I got it from Amazon. That is what I'm thinking about returning it, but hence the post here, trying to determine if it is normal for the 90D to have this many bad pixels. Unfortunately the answers haven't been terribly helpful.

Peter
Respected Contributor

@hikingphotog wrote:


I got it from Amazon. That is what I'm thinking about returning it, but hence the post here, trying to determine if it is normal for the 90D to have this many bad pixels. Unfortunately the answers haven't been terribly helpful.

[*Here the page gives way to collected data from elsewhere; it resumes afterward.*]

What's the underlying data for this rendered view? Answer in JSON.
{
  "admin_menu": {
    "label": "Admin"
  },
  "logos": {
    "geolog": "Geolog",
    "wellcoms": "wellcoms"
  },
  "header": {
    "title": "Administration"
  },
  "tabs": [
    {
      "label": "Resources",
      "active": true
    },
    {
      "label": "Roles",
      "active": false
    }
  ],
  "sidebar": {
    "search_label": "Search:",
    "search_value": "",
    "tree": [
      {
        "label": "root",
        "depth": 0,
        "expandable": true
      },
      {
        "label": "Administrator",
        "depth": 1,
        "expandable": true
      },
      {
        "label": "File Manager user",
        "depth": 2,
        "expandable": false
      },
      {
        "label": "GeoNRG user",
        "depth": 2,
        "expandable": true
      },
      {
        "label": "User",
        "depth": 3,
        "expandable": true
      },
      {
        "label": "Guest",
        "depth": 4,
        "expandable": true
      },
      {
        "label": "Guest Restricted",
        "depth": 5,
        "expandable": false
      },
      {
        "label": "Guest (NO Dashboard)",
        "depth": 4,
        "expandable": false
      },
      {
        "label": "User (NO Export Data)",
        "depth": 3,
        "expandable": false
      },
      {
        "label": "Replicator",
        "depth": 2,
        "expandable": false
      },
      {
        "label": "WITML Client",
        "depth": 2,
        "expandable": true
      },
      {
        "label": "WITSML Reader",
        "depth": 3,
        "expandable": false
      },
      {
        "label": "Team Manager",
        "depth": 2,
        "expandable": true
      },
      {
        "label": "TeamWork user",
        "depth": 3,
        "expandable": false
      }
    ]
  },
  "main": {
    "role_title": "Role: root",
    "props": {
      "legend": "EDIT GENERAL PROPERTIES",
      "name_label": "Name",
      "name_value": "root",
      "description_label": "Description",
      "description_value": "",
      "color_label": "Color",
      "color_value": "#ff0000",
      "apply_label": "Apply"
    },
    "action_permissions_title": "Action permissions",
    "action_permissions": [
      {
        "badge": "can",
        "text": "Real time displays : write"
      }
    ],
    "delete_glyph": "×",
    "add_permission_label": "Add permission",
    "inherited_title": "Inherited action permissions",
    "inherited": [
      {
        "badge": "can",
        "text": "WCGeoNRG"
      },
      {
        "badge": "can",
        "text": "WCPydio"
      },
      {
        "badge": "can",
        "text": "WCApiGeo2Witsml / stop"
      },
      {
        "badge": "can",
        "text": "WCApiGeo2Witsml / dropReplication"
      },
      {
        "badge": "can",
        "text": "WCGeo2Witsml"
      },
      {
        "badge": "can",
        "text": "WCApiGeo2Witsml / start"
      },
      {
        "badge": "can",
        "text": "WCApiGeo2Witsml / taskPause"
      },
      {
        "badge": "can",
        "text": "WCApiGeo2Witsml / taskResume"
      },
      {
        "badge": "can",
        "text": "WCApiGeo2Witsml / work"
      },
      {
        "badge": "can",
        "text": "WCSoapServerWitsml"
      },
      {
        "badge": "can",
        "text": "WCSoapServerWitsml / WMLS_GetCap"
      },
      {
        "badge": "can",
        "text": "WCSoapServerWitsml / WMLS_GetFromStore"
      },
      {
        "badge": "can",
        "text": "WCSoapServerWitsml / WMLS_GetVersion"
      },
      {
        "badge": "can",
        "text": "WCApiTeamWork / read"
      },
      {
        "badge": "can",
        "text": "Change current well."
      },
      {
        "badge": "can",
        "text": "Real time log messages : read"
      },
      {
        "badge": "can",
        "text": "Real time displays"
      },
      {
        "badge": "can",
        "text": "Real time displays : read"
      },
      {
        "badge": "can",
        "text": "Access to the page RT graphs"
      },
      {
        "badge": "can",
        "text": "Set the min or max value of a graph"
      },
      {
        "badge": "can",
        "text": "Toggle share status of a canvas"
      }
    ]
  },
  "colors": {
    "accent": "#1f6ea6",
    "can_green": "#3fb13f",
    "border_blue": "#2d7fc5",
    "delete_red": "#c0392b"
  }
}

Normal as you can see for M5 sensor (that shares the same sensor with 80D, M50, M6 etc). Some CC0 raw files here https://drive.google.com/file/d/15sVJer_D7pX362qmYTRNZxQAQFTpto1q/view?usp=sharing

hikingphotog
Occasional Contributor

But that's not the same sensor as the 90D... and as you were saying, you were getting hot pixels, I'm not (because they aren't red/blue). Even comparing your M5 image to my 90D images... you've still got a fraction of the bad pixels that I do.

So again, can anyone out there actually confirm if this quite excessive amount of not functioning correctly pixels is expected from a brand new 90D?